Parte da Novara, promotore Giuseppe De Luca, professore associato di Cardiologia all’Università del Piemonte Orientale e cardiologo dell’ospedale Maggiore, un progetto dal respiro internazionale che ha l’obiettivo di valutare quali possono essere stati gli effetti “indiretti”  dell’emergenza covid sul tasso di mortalità per infarto miocardico durante la pandemia. Uno studio che non ha l’obiettivo di dimostrare una correlazione diretta nel senso di patologia, piuttosto di verificare se c’è stata una riduzione del numero, e in che termini, di pazienti che, affetti da infarto acuto, non si siano rivolti agli ospedali per paura di contrarre il virus, o si siano rivolti tardivamente.

 

 

«da recenti piccoli registri eseguiti in Europa, in Asia e in America – spiega il professore – sarebbe emersa – una chiara riduzione degli infarti acuti trattati, conseguenza del fatto che i pazienti, timorosi del contagio, preferivano rimanere a casa nonostante i sintomi piuttosto che andare in ospedale per curarsi. Visto che l’infarto rappresenta la principale causa di mortalità nei paesi industrializzati, è evidente che questa condotta timorosa dei pazienti possa avere un drammatico impatto sul numero di morti per infarto a livello mondiale. Sembrerebbe, inoltre, che anche coloro che si rivolgono al servizio territoriale di emergenza urgenza lo fanno tardivamente, con un impatto negativo sull’efficacia della terapia per trattare l’infarto».

«Stiamo raccogliendo i dati dei pazienti che sono stati trattati nei mesi di marzo e aprile dell’anno scorso per confrontarli con quelli degli stessi due mesi di quest’anno, per valutare se vi sia stata una mortalità più elevata». Il progetto che sfocerà in un “registro europeo Isacs-Stemi Covid 19” e coinvolgerà circa 80 tra le maggiori istituzioni europee nel trattamento dell’infarto, di cui una ventina italiane, con la previsione di “arruolare” circa 6 mila pazienti affetti da infarto acuto.
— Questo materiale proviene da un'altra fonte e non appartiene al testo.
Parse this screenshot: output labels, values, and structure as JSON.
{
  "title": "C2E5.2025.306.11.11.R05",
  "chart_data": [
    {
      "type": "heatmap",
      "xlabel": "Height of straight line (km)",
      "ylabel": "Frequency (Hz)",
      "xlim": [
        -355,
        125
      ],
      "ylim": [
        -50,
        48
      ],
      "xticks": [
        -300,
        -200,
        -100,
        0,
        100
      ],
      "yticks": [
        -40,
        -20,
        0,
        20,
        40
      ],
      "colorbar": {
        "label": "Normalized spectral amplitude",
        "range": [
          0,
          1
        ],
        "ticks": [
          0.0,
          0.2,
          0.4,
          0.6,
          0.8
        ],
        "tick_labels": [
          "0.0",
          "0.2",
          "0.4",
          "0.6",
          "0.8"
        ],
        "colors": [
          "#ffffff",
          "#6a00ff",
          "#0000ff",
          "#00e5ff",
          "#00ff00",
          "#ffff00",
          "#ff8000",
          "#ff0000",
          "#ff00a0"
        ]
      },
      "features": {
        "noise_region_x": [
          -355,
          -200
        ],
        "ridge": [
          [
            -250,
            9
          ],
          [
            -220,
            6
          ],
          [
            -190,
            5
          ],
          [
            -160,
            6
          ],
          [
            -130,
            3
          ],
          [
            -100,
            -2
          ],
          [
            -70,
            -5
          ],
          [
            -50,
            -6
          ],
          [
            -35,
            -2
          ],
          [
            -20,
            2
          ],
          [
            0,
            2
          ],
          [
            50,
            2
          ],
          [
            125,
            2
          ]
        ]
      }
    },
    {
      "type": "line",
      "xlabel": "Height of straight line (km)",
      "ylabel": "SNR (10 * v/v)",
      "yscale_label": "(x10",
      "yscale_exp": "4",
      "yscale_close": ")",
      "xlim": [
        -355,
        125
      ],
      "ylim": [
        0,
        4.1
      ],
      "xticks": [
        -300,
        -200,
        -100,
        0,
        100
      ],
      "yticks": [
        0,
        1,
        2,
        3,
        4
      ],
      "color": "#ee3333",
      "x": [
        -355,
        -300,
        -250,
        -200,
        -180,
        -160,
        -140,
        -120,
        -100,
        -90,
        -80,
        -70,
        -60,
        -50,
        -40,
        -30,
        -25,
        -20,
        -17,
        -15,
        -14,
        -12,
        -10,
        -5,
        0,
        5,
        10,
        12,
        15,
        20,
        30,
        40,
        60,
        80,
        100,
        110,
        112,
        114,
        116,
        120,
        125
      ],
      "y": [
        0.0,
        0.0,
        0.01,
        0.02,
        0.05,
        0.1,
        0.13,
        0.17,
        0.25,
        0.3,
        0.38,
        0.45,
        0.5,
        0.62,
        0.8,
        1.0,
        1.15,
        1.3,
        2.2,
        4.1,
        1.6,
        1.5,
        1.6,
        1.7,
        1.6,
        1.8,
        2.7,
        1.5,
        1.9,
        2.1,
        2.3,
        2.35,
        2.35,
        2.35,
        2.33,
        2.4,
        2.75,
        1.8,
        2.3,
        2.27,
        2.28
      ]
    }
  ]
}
«La rilevanza di questo studio – prosegue De Luca – oltre al fatto che si tratta del più grande registro al mondo sull’infarto nell’era Covid, è quella di studiare in maniera globale e approfondita un problema che coinvolge chiaramente tutta l’Europa. Questi dati, rilevati su tale numerosità di pazienti, ci daranno un’idea della reale proporzione del problema, che consentirà alle autorità sanitarie nazionali di poter adottare tutte le iniziative, da compagne educazionali a interventi logistici sul territorio, necessarie a fare in modo che venga prevenuta una ulteriore strage di vittime fatta stavolta indirettamente dal Coronavirus».